A verdade, o bem, a beleza, o amor, a esperança, a convivência, a solidariedade são valores autônomos entre outros. A importância, e imprescindibilidade deles para a existência pessoal, comunitária e social do ser humano definem sua importância. Daí é que a crise dos valores autônomos afeta a própria compreensão de humanidade.

A cultura urbana coloca a verdade no tribunal do relativismo, condenando-a a expressões subjetivas, passageiras, autofabricadas segundo o próprio gosto e conveniência. Os discursos ideológicos e políticos manipulam-na a seu bel-prazer. Justiça transforma-se em retaliação. Solidariedade significa defesa dos interesses corporativos, ainda que à custa do resto da sociedade. Honestidade se mede pela capacidade de esconder bem as falcatruas. O bem comum aprisiona-se nos rincões fechados dos grupos poderosos. A beleza pauta-se por revistas de moda, que ditam, de maneira fundamentalista as regras de seu cultivo. O amor confunde-se com a busca imediata do prazer, de que o(a) outro(a) não passa de objeto. Enfim, põe-se de pernas para o ar o universo axiológico básico tradicional.

A crise de valores da modernidade tem outra conotação. Ora significa uma perda de conquistas positivas da modernidade, ora reflete uma crítica aguda dos pretensos valores brandidos pela cultura urbana. A racionalidade instrumental, a laboriosidade em vista do lucro, a competitividade produtiva, o afã de prosperar a todo custo, o individualismo e tantos outros ditos valores da cultura moderna urbana entraram em zona de turbulência. Não se acredita, sem mais, neles. Para que tanta luta, trabalho, produtividade, para aos 40 anos morrer de enfarto? Constatam-se os avatares dessa cultura. E a chamada pós-moderna a traz ao tribunal da razão comunicativa, inclusiva, ética.

A fé cristã entra nesse jogo salvaguardando os valores autônomos e confirmando as críticas a muitos falsos valores da modernidade. Conta com a tradição, sem ser tradicionalista. Recorre à sabedoria que a Escritura e o Mestre Jesus nos deixaram em seus ensinamentos. Aí encontra luzes para confirmar a invariância dos valores autônomos da verdade, do bem, do amor. Não os deixa na generalidade abstrata, mas dá-lhes carne com base na prática de Jesus. Denuncia a enfermidade do fundamentalismo, que intuiu corretamente o risco da perda dos valores tradicionais, mas que reagiu equivocadamente, prendendo-se à sua literalidade. A fé cristã incorporou a hermenêutica. Discutindo com o bispo tradicionalista francês M. Lefebvre, Paulo VI lembrava que, para ser fiel à Tradição, era necessário interpretá-la e que o fundamentalismo é uma forma de infidelidade a seu espírito, por querer permanecer fiel à letra.
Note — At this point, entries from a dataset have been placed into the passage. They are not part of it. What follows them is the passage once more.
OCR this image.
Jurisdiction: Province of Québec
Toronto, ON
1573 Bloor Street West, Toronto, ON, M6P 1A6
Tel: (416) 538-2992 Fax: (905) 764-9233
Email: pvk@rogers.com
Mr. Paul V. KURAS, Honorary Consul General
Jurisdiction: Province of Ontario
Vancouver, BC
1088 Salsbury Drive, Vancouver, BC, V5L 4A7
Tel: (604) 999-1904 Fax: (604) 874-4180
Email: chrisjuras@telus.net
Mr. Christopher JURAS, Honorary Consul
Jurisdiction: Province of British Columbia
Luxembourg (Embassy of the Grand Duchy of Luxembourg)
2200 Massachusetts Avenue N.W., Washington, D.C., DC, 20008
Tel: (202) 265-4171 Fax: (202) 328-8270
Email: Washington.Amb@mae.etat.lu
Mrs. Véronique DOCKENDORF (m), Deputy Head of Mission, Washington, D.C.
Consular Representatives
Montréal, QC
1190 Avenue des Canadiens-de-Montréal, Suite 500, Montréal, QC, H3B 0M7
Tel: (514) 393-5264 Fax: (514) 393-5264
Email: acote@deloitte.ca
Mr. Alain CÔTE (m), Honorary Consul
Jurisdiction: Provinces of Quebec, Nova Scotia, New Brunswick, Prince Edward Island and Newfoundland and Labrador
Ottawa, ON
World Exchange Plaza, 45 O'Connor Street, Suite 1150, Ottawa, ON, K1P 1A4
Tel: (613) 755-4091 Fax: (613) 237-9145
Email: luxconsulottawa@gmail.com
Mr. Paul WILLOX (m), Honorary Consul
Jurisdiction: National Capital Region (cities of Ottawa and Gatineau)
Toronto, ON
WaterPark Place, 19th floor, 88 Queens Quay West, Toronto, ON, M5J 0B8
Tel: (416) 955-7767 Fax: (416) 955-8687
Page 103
A fidelidade do cristão aos valores permanentes se mostra na interpretação para o momento atual. Desafio de dizer a verdade, o bem, a beleza, o sentido último, o amor para a cultura moderna urbana. Já não serão as mesmas formas tradicionais da cultura rural.

A revelação reforça muitas críticas feitas atualmente à razão instrumental, regida pela competitividade e pela busca da eficiência a qualquer custo, à centralidade do lucro e do mercado, ao primado absoluto do indivíduo, sobretudo como consumidor. Relembra a nossa dimensão de transcendência, de abertura ao irmão, de chamado à solidariedade.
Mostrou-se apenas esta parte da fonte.